また、ユーザーが実際に検索していそうなフレーズを質問として使うと、より多くのニーズに応えられるページになります。
④ 構造化データでAIにわかりやすく伝える
AIがコンテンツを正しく読み取るためには、情報の整理整頓=構造化がとても大切です。
そのために使うのが「構造化データ(Structured Data)」という仕組み。これは、たとえば「この部分は質問ですよ」「この部分がその答えです」といったことを、決められたルールに沿って記述する方法です。これはAIが情報を正確に読み取るのに役立ちます。
ちょっと技術的に感じるかもしれませんが、SEO対策でも使われている基本テクニックなので、ぜひ取り入れてみてください。
⑤ 専門性・経験をアピール
AIやGoogleは、情報の「質」だけでなく、「この人の言っていることは信頼できるか?」という視点も重視しています。
その評価基準の一つが「E-E-A-T(経験・専門性・権威性・信頼性)」という考え方。たとえば、自分の体験談、業界での実績、資格の有無など、その分野における“あなたの強み”をきちんと示すことが重要です。
個人ブログでも、実際に試してみたレビューや独自の視点があると、AIにとっては「役立つ一次情報」として認識されやすくなります。
大事なのは、誰が・どんな経験を元に語っているかを、はっきり見せることです。
⑥ 情報を定期的にアップデート
どんなに良い記事でも、古いままだとAIに「今の情報ではない」と判断されてしまう可能性があります。
特に、AI検索は「最新情報」を重視する傾向があります。たとえば「2023年のトレンド」などの表記があれば、定期的に「2024年版」などに更新する必要があります。

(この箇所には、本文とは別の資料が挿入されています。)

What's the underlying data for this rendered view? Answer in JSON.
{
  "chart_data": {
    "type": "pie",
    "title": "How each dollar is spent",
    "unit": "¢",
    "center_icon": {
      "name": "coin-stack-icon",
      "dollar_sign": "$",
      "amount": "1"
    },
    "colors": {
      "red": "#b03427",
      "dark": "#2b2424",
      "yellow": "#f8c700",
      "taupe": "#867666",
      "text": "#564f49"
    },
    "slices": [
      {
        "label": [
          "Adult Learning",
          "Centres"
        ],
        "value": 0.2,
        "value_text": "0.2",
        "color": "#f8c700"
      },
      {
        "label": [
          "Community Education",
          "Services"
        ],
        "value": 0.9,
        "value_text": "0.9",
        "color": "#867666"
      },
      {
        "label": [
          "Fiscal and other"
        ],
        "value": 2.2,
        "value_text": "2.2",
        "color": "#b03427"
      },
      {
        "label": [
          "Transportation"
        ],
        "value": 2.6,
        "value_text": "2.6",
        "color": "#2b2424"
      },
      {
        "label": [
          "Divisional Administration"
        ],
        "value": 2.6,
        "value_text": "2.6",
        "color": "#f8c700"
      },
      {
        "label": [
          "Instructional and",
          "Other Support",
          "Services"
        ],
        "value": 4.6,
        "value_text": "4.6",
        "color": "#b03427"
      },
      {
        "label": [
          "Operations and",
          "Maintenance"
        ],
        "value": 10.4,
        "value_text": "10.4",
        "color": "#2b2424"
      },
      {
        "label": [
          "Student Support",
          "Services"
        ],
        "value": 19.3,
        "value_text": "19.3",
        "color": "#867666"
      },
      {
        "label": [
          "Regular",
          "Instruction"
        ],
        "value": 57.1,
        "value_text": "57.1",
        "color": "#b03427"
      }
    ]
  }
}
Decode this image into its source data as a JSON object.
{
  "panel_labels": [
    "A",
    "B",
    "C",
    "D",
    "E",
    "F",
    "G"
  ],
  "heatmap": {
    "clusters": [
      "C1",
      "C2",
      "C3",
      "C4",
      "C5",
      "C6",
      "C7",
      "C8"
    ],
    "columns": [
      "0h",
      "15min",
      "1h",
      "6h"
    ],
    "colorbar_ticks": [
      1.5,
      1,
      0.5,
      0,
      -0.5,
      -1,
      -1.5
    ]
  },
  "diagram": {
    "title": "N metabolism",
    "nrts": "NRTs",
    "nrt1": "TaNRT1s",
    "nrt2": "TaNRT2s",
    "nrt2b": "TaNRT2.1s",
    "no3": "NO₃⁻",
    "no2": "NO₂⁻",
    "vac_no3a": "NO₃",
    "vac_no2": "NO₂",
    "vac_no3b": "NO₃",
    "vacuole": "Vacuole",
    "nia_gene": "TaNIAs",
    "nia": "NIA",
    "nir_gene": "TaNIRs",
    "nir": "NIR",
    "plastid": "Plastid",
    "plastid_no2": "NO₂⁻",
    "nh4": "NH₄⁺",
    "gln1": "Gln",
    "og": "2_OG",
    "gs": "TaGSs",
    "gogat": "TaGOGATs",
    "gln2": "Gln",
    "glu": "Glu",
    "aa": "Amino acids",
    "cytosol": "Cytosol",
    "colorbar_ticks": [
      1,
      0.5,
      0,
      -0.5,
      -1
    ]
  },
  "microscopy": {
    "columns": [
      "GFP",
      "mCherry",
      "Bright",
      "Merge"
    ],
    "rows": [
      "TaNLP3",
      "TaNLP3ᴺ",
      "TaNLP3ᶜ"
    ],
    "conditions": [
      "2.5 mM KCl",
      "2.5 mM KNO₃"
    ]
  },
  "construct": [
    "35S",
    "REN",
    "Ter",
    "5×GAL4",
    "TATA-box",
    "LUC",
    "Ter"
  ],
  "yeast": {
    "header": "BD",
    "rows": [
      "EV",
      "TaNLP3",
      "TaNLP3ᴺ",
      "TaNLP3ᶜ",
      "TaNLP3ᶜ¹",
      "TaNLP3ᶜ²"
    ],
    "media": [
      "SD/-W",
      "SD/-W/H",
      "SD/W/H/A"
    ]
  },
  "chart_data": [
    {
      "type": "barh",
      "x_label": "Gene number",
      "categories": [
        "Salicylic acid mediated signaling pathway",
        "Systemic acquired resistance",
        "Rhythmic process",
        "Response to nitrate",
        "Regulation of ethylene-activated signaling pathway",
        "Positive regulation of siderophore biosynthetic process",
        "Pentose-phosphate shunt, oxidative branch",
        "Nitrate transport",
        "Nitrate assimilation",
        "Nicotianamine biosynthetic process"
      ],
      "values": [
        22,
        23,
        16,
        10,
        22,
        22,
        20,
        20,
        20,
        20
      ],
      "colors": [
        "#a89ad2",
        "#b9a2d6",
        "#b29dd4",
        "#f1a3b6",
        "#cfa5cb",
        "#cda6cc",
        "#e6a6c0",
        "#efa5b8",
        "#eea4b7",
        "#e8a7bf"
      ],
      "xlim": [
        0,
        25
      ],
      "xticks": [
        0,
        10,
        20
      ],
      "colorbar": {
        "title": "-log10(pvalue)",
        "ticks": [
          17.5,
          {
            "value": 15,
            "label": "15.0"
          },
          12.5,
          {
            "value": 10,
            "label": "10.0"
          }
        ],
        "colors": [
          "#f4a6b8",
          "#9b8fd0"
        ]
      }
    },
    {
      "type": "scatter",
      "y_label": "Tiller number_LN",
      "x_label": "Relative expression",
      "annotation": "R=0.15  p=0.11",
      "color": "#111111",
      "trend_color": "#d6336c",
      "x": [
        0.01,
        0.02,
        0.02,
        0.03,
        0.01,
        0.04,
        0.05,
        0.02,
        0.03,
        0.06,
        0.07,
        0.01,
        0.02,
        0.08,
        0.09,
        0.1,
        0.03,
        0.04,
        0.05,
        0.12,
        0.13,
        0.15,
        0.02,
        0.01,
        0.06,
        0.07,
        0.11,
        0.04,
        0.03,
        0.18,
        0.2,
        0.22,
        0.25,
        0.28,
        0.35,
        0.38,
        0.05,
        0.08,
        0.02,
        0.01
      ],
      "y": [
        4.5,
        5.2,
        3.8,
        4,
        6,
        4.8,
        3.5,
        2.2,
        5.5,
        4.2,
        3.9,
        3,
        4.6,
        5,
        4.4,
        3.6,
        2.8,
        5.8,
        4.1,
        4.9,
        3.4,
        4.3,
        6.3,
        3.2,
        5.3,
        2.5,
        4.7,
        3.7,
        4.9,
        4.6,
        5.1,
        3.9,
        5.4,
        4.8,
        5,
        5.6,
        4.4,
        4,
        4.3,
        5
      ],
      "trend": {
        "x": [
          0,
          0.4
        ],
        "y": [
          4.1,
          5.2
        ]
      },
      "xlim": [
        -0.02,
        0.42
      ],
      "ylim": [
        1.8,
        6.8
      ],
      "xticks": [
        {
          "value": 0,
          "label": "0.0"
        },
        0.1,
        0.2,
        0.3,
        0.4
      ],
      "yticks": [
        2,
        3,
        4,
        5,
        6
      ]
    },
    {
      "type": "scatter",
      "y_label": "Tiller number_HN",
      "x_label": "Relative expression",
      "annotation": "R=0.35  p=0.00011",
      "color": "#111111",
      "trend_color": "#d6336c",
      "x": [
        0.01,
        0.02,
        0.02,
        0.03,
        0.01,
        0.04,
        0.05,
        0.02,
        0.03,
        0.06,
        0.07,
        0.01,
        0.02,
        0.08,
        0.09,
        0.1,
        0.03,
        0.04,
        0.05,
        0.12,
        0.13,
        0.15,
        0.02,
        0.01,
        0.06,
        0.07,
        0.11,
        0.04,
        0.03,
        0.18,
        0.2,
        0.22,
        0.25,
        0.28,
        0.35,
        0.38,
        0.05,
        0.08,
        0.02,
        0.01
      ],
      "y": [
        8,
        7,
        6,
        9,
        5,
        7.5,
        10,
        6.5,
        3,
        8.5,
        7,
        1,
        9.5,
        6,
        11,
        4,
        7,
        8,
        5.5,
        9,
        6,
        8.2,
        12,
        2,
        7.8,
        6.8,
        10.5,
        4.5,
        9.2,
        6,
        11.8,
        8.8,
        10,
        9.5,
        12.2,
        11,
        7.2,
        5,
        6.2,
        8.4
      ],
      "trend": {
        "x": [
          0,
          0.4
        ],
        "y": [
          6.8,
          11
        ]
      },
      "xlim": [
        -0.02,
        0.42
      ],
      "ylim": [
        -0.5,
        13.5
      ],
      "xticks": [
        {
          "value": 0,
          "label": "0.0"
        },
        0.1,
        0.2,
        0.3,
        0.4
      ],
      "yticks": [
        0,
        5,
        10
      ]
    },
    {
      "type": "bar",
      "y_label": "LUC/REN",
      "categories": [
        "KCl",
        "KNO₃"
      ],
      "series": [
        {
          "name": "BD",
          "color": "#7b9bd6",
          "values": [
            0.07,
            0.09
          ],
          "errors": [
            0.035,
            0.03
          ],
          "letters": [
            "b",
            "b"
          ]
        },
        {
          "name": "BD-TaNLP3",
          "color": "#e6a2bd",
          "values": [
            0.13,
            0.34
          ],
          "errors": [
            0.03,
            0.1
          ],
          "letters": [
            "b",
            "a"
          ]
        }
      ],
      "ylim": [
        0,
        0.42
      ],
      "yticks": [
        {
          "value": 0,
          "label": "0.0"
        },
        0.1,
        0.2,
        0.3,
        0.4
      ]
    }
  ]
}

また、新しい技術やサービスが登場したときは、その変化に対応する形で記事をアップデートしていくのが理想です。
更新履歴を明記したり、「〇月〇日更新」といった表記を加えるだけでも、AIに「この情報は新しい」と伝わりやすくなります。
まとめ|AIに「答え」として選ばれるために
これからの検索は、「自分でキーワードを入力して、たくさんのリンクの中から自分で選ぶ」というスタイルから、AIに自然な言葉で質問し、その場で“最適な答え”を受け取るというスタイルへと、大きくシフトしています。
私たちは今、「調べる」から「教えてもらう」へと、情報との向き合い方そのものが変わる転換点に立っていると言えますね!
大切なのは、難しい技術に挑むことよりも、「ユーザーが本当に知りたいことに、やさしく正確に答える」という原点を忘れないことです。
よくある質問に答えたり、情報を分かりやすく整理したり、自分の経験を伝えたり。そうした一つひとつの積み重ねが、AIにもユーザーにも信頼されるコンテンツへとつながっていきます。
時代の変化を前向きにとらえて、AIにも選ばれる“頼れる情報発信者”を一緒に目指していきましょう。